Ancak Sivas’a gönderilen 13 öğretmenin oradan da başka yere gönderildiği ortaya çıktı. 

Diyarbakır'da KHK kapsamında daha önce açığa alınan yaklaşık 4 bin 400 öğretmenden 180'i meslekten ihraç edildi, diğerleri ise görevlerine iade edildi. Görevlerine iade edilen ve haklarında soruşturma sürdüğü belirtilen Eğitim-Sen üyesi 264 öğretmenin ise geçtiğimiz günlerde Milli Eğitim Bakanlığı tarafından zorunlu yer değişikliği nedeniyle il dışına gönderildi. Konuyla ilgili tartışmalar devam ederken gazete olarak, kentteki eğitim öğretim sorunları ve eğitimcilere yönelik gerçekleşen zorunlu yer değişikliklerini Eğitim-Bir-Sen Diyarbakır Şubesi Başkanı Yunus Memiş ve Eğitim-Sen Diyarbakır 1 Nol’lu Şube Sekreteri Halis Kızılırmak ile konuştuk.

Eğitim-Bir-Sen Diyarbakır Şubesi Başkanı Yunus Memiş ve Eğitim-Sen Diyarbakır 1Nol’lu Şube Sekreteri Halis Kızılırmak, Diyarbakır’daki eğitim öğretim sorunlarını ve eğitimcilere yönelik gerçekleşen sürgünleri değerlendirdi.

Sendikal faaliyetlerden dolayı eğitimcilerin sürülmesine karşı olduklarını belirten Eğitim-Bir-Sen Diyarbakır Şubesi Başkanı Yunus Memiş, yaşanan sürgünlerden Eğitim-Sen yöneticilerini sorumlu tuttu.

Memiş’in değerlendirmeleri şöyle:

Diyarbakır’ın eğitim sorunlarından genel olarak kısaca bahseder misiniz?

‘Eğitimcilere bölge tazminatı verilsin!’

Öncelikle yeni eğitim öğretim yılının tüm ülkemize, bölgemize ve Diyarbakır’ımıza hayırlı uğurlu olmasını diliyorum. İnşallah daha iyi daha kaliteli ve daha verimli bir eğitim öğretim yılı geçer. Türkiye’de yüzbinlerin üzerinde bir öğretmen açığı olduğu için haliyle bölgemizde de bir öğretmene açığı söz konusudur. Bu durumu aslında biz sendika olarak Bakanlığa defalarca ilettik. Bölge için özellikle burada görev yapan eğitimciler için bölge tazminatının getirilmesi ve bölgeye has ciddi iyileştirmelerin yapılmasını ve bölgede görev yapmanın cazip bir hale getirilmesini önerdik. Bölge tazminatı sağlanırsa öğretmen sirkülâsyonunun da önüne geçilmiş olur.

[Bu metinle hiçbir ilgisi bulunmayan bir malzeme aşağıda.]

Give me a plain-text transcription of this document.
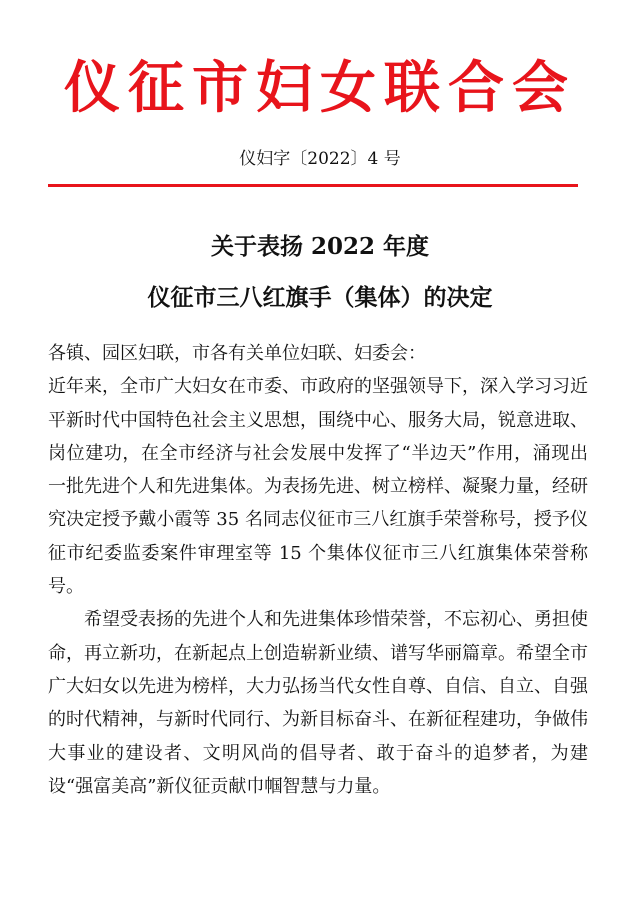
仪征市妇女联合会
仪妇字〔2022〕4 号
关于表扬 2022 年度
仪征市三八红旗手（集体）的决定

各镇、园区妇联，市各有关单位妇联、妇委会：

近年来，全市广大妇女在市委、市政府的坚强领导下，深入学习习近平新时代中国特色社会主义思想，围绕中心、服务大局，锐意进取、岗位建功，在全市经济与社会发展中发挥了“半边天”作用，涌现出一批先进个人和先进集体。为表扬先进、树立榜样、凝聚力量，经研究决定授予戴小霞等 35 名同志仪征市三八红旗手荣誉称号，授予仪征市纪委监委案件审理室等 15 个集体仪征市三八红旗集体荣誉称号。

希望受表扬的先进个人和先进集体珍惜荣誉，不忘初心、勇担使命，再立新功，在新起点上创造崭新业绩、谱写华丽篇章。希望全市广大妇女以先进为榜样，大力弘扬当代女性自尊、自信、自立、自强的时代精神，与新时代同行、为新目标奋斗、在新征程建功，争做伟大事业的建设者、文明风尚的倡导者、敢于奋斗的追梦者，为建设“强富美高”新仪征贡献巾帼智慧与力量。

‘Geçen yıl 12 öğrencimiz açık öğretim liselerine yönlendirildi’

  Bölgemizde ciddi bir öğretmen açığı bulunmakta. Son dönemlerde bu açık ücretli öğretmenlerle karşılanmaya çalışılmakta ancak bu öğretmenlerimizin okullarda yapacağı çok da fazla bir şey yok. Çünkü birkaç ay görev yapıyorlar ve sonra yerine başkaları geliyor ve eğitim öğretimde bir süreklilik sağlanamıyor. Bunun dışında bölgemizde ciddi bir derslik ihtiyacı bulunmaktadır. Geçen yıl 12 bin civarında öğrencimiz derslik olmadığı ve nereye yerleştirilecekleri belli olmadığından bu öğrenciler açık öğretim liselerine yönlendirildiler. Bu bağlamda özellikle Bakanlığın, kamu malı olmayan, hazine malı olmayan arsaları şahıslardan satın alarak yeni binalar yapması ve derslik sayısını arttırması lazım. Derslik sayılarının artması ve sınıf başına düşen öğrenci mevcudunun hızla azaltılması gerekiyor. Yine, bölgemizdeki okullara gelen ödenekler az başka okullara ise ödenekler daha çok gitmektedir. Bu eşitsizlik de okullarımızın materyal yönünden eksikliklerine sebebiyet veriyor. Bunun yanı sıra öğretmenlerimizin iklim şartlarından dolayı görev yaptıkları yerlere gidiş gelişlerinde problem yaşamalarından kaynaklı görev yerlerinde onlara lojman sağlanması konusunda eksiklikler mevcut.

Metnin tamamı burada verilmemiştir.